Aquel día olvía nuestro protagonista a su casa y en su camino cruzó por delante de un colegio donde algunos niños, que debían estar en la hora del recreo, correteaban, saltaban y forcejeaban con la alegría y vitalidad propia de la infancia. Uno de ellos tuvo la idea de colgarse de las verjas de una de las ventanas bajas del edificio de la escuela, y un hombre relativamente joven aunque alopécico, que debía ser el profesor, lo amonestó severamente:
— ¡Marcos, te voy a dar un guantazo que te voy a poner en órbita!

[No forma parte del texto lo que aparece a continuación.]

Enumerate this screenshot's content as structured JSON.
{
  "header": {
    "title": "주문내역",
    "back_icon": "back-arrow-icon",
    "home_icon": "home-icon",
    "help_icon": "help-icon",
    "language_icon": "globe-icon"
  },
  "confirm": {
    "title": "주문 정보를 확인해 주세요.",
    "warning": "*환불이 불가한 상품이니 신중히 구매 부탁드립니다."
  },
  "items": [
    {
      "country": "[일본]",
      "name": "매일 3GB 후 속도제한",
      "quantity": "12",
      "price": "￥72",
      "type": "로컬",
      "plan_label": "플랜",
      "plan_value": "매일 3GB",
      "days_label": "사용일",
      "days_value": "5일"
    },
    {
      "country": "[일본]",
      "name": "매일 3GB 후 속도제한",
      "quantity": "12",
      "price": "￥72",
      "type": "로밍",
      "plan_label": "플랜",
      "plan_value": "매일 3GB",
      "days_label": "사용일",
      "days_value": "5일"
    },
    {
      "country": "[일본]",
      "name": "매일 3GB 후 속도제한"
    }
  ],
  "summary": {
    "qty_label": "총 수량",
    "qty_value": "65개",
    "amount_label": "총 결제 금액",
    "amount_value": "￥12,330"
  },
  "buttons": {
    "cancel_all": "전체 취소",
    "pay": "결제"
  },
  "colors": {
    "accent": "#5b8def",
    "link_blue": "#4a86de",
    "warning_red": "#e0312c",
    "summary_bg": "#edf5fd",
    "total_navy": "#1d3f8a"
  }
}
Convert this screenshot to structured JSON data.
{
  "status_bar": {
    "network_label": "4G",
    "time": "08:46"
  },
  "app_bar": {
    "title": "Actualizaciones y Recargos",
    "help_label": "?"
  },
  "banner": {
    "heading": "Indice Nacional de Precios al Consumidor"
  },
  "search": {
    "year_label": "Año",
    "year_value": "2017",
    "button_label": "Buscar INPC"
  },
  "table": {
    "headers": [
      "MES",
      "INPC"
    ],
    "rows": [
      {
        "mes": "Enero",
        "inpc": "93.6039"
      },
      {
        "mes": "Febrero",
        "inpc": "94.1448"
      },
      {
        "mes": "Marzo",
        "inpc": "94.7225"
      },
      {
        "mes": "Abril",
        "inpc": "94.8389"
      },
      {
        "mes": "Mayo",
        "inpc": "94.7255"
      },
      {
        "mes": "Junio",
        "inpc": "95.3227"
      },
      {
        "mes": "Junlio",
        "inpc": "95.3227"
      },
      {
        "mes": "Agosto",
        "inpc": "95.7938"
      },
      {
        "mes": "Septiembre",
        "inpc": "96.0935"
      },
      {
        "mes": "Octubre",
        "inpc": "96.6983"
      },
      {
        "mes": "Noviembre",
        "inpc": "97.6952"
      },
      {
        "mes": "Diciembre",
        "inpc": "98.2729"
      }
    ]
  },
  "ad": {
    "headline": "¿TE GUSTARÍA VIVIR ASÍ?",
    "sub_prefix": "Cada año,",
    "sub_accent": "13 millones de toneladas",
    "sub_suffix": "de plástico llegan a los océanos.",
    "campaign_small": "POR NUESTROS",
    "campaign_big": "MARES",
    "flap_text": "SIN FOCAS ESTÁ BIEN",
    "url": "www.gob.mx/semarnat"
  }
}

Nuestro protagonista se quedó muy sorprendido, no por la bronca o llamada al orden, que era lógica, sino por la advertencia de castigo físico. Creía nuestro protagonista que ahora las reprimendas eran más sutiles. Claro que a veces un niño en el frenesí de su edad no parece atender a otras razones. De hecho, cuando el niño bajó de la verja su maestro le dijo cosas más conciliadoras.
— Venga, que no te vuelva yo a ver hacer eso ¿eh? ¿Te das cuenta de que es peligroso?
— Sí, no lo volveré a hacer.
— Y no querrás que se lo diga a tus padres, ¿verdad?
— ¡No por favor! ¡A mis padres no!— suplicó el infante díscolo.
— Huyhijoandaquenosenotayotelopuedodecirquecuandolospadresayudanestodomuchomásfácil
porquetambiénloshayqueloquebuscanesquetúhagastodoeltrabajoconelcríoydesentenderseellosyasí
nohaymanera... — dijo Doña marta Palacios, con su experiencia como profesora al llegar a casa.
— Lo comprendo, mamá, me sigue asustando a veces hacer cosas sin tu permiso.